[VIDEO] Prager U explains how to raise people up from poverty

Yet another informative, persuasive Prager U video, this time with Arthur Brooks, of AEI, explaining how best to leave poverty behind.

Prager U Poverty WelfareI’ve said it before and I’ll say it again: When it comes to simple, but never simplistic, lessons about core issues such as the economy, morality, national security, gender roles, immigration, poverty, etc., there is nothing out there better than Prager U. Every time I watch one, I’m convinced that, instead of spending obscene sums of money on Little Bookworm’s so-called “education” at an Obscenely Expensive Liberal Arts College, I should just sit her in front of the computer and make her watch every single Prager U video. She’d be better educated and, with the money I save on college, I could give Prager U a hefty, meaningful donation to go on making more of these spectacular videos.

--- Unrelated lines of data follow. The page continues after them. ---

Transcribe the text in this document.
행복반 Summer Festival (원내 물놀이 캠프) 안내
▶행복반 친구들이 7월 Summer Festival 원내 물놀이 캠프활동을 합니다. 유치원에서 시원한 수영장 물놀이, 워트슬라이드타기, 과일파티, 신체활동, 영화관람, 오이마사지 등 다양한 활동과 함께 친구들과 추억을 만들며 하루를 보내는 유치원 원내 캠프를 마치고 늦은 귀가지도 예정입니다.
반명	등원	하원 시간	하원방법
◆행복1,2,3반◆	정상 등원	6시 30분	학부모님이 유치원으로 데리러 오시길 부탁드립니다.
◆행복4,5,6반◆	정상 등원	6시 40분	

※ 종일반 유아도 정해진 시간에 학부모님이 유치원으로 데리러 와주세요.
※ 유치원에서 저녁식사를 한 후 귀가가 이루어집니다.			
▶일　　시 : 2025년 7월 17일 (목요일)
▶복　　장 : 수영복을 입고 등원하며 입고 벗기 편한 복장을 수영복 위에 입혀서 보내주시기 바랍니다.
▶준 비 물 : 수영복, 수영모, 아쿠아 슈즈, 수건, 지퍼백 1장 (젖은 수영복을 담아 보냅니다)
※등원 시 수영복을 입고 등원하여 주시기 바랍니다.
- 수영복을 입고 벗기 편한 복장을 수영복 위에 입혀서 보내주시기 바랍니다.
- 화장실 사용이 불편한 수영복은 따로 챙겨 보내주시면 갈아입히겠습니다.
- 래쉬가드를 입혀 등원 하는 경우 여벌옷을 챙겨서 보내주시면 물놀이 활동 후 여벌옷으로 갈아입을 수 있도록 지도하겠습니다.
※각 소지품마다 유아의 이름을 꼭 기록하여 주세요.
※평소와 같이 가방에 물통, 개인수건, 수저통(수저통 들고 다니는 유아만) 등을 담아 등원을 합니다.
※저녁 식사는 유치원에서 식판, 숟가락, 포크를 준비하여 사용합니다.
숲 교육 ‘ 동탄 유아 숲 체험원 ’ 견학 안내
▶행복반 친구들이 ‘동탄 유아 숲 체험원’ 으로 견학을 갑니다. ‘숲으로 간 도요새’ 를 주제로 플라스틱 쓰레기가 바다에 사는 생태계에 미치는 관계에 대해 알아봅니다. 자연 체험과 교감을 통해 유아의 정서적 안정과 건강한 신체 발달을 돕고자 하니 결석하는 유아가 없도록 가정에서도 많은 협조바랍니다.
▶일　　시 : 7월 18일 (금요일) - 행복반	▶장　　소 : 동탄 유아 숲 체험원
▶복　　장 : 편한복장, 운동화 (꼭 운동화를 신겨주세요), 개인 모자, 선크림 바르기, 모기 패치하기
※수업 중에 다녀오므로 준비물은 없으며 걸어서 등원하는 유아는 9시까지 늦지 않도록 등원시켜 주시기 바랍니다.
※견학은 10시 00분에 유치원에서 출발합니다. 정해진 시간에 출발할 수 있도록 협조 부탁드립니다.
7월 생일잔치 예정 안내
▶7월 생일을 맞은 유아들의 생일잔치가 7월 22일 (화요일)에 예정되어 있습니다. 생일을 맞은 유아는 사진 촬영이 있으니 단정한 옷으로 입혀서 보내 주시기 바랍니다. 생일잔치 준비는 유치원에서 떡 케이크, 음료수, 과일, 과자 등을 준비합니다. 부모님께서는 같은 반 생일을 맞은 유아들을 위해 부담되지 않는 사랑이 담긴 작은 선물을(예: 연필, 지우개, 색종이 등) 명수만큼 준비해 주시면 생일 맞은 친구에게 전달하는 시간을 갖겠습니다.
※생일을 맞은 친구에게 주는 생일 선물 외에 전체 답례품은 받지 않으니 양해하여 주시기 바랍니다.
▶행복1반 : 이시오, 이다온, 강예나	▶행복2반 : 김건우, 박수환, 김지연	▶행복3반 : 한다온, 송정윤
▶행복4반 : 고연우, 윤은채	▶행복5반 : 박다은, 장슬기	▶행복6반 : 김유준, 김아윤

Today’s video is about the difference between maintaining people in poverty (the Progressive way) and enabling them to lift themselves out of poverty (the conservative way). During the video, Arthur Brooks, the narrator makes the point that welfare can become a habit, sapping people’s will to work.

I’ve made that same point here endlessly. One of the main problems with the middle- and upper-middle-class Progressive is that he is incapable of understanding that not everyone aspires to his trendy, affluent lifestyle. Thanks to having a close friend who lives (happily) in a marginal existence, I get to hear about my friend’s world: homeless people, people who survive on various welfare programs, and the handful who want out.

The homeless are (1) drug addicts, (2) alcoholics, and (3) crazy, although it’s hard to tell if Item (3) is organic or a byproduct of (1) and (2). The “perpetually on welfare” people all drink and use drugs in quantities far in excess of the more successful people in my world. More significantly, the “perpetually on welfare” people are fine living in a marginal neighborhood, bartering with each other for the goods and services they need (including drugs), and shopping at Wal-Mart. As long as they don’t have to work, they do not aspire to anything more in their lives.

As for the tiny handful of people in my friend’s world who actually work — and, indeed, work hard — the problem is that they cannot seem to break free of their routine drug and alcohol use. If they could leave behind these bad habits, they could probably catapult themselves into the working or even the middle class. However, given how their bad habits undercut their efforts, I wonder why they bother to work. They’re like hamsters on a wheel, busy, busy, busy, but going nowhere.

My observation has been that, for the most part, poverty amongst these folks isn’t bad luck or racism (they’re all white). It’s a combination of substance abuse and satisfaction with a marginal status quo supported, not by ones own labor, but by government handouts.